Secretary of the Pennsylvania Department of Health
- Incumbent
- Assumed office January 26, 2023
- Governor: Josh Shapiro
- Preceded by: Denise Johnson (acting)

Personal details
- Education: Barnard College University of Colorado School of Medicine

= Debra Bogen =

American pediatrician and public health official

Debra L. Bogen is an American pediatrician and public health official who is the secretary of health of Pennsylvania.

== Life ==
Bogen earned a B.A. in chemistry, cum laude, from the Columbia University in 1985. She completed a M.D. at the University of Colorado School of Medicine in 1992. From 1992 to 1995, she completed a pediatric residency and general academic pediatrics fellowship at the Johns Hopkins School of Medicine. Bogen conducted postdoctoral research at the Johns Hopkins School of Medicine from 1996 to 1998. She became a fellow of the American Academy of Pediatrics in 1992. She joined the American Pediatric Society in 1996. In 2004, she became a fellow of the Academy of Breastfeeding Medicine.

Bogen is an advocate for maternal and child health issues. She is one of the founders of the Mid-Atlantic Mother's Milk Bank. At the University of Pittsburgh, Bogen held a primary academic appointment as a professor of pediatrics and secondary appointments in psychiatry and clinical and translational science. She was vice chair for education at the UPMC Children's Hospital of Pittsburgh's pediatric department.
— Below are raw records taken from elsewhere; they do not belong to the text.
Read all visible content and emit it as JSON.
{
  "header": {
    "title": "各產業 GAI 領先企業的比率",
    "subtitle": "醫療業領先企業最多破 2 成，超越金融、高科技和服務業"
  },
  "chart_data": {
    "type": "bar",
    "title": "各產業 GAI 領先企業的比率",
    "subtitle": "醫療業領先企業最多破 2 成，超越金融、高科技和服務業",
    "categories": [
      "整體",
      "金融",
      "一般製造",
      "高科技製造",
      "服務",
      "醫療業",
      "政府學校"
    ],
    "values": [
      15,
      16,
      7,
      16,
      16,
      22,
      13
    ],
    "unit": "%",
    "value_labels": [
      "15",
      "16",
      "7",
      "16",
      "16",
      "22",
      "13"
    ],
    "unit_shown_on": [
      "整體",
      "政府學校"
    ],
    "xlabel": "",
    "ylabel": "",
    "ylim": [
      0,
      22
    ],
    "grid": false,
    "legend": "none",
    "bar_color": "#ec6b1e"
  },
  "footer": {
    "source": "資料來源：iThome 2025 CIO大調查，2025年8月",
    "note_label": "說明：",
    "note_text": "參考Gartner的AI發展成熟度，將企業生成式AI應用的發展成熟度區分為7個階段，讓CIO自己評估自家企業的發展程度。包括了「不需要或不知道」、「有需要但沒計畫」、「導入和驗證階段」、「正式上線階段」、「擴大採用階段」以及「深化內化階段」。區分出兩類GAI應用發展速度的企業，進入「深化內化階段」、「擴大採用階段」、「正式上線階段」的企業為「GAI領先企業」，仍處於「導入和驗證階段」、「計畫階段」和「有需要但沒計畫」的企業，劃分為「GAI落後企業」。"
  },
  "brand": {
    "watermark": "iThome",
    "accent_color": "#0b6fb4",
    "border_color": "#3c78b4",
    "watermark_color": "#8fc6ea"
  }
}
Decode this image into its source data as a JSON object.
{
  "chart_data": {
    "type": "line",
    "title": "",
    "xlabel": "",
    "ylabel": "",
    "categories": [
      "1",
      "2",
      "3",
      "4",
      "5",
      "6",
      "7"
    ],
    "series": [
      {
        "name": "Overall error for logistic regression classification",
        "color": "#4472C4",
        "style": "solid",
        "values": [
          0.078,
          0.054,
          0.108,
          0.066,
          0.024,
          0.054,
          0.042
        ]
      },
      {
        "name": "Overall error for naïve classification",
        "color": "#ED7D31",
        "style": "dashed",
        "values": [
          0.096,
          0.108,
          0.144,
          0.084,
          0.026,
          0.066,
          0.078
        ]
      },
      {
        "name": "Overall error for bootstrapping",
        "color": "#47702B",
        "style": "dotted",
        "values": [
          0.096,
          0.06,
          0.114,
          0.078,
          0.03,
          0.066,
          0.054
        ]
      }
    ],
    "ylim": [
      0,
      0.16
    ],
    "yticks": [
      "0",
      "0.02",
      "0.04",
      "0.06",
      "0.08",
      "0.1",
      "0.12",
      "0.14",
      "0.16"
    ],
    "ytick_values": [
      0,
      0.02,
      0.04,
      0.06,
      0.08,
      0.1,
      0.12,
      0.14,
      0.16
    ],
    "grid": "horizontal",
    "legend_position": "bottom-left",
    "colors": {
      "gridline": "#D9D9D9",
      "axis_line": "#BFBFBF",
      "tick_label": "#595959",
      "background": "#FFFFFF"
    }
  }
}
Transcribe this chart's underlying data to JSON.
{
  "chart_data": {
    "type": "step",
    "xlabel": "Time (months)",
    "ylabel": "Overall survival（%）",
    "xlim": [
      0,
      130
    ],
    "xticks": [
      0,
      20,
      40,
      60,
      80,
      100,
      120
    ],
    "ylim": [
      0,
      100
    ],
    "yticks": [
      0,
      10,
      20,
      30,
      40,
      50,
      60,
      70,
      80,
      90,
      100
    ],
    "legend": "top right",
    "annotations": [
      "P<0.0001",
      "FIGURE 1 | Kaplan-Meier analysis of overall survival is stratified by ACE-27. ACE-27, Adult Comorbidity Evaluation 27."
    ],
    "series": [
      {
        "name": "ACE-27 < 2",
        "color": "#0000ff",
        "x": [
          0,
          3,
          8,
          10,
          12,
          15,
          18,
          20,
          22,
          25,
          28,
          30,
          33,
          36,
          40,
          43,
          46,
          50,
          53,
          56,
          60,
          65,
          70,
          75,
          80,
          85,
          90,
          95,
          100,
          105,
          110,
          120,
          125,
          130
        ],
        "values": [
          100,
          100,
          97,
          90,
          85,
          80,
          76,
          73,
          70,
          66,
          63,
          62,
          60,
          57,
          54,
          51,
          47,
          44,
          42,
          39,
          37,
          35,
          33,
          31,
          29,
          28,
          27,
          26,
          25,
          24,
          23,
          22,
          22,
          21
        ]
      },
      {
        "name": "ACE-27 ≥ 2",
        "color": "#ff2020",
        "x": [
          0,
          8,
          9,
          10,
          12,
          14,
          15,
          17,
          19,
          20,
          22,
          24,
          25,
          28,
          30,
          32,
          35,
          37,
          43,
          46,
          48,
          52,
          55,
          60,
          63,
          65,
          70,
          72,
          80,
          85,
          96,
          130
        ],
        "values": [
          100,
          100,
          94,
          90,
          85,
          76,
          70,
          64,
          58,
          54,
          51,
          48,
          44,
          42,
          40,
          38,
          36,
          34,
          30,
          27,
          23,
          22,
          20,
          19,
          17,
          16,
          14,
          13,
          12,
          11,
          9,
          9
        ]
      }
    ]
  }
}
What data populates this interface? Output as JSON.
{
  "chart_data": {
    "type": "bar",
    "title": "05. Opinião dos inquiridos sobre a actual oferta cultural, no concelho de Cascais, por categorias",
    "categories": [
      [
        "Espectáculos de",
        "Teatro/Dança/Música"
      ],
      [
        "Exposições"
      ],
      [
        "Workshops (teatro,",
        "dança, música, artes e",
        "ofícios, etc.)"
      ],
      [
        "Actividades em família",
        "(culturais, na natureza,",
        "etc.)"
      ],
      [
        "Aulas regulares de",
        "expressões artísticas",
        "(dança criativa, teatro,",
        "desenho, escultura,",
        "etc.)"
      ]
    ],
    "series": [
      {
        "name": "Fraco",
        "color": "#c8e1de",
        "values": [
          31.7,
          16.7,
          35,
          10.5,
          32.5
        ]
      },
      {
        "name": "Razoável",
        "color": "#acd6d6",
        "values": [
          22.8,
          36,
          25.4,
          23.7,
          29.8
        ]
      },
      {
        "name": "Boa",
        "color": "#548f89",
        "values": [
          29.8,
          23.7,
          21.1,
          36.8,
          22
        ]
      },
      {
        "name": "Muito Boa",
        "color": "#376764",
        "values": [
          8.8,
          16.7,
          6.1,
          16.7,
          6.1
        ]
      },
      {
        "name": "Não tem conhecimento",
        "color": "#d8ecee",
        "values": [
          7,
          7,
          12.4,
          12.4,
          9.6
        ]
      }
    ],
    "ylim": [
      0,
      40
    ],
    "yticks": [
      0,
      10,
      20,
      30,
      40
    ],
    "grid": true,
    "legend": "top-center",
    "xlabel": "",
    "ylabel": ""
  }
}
In March 2020, she succeeded Karen Hacker as director of the Allegheny County Health Department.

In January 2023, she was nominated by governor-elect Josh Shapiro to serve as the Pennsylvania Secretary of Health. Her nomination was withdrawn on June 27, 2023. She was later renominated, and the Pennsylvania State Senate voted to confirm her nomination on July 1, 2024.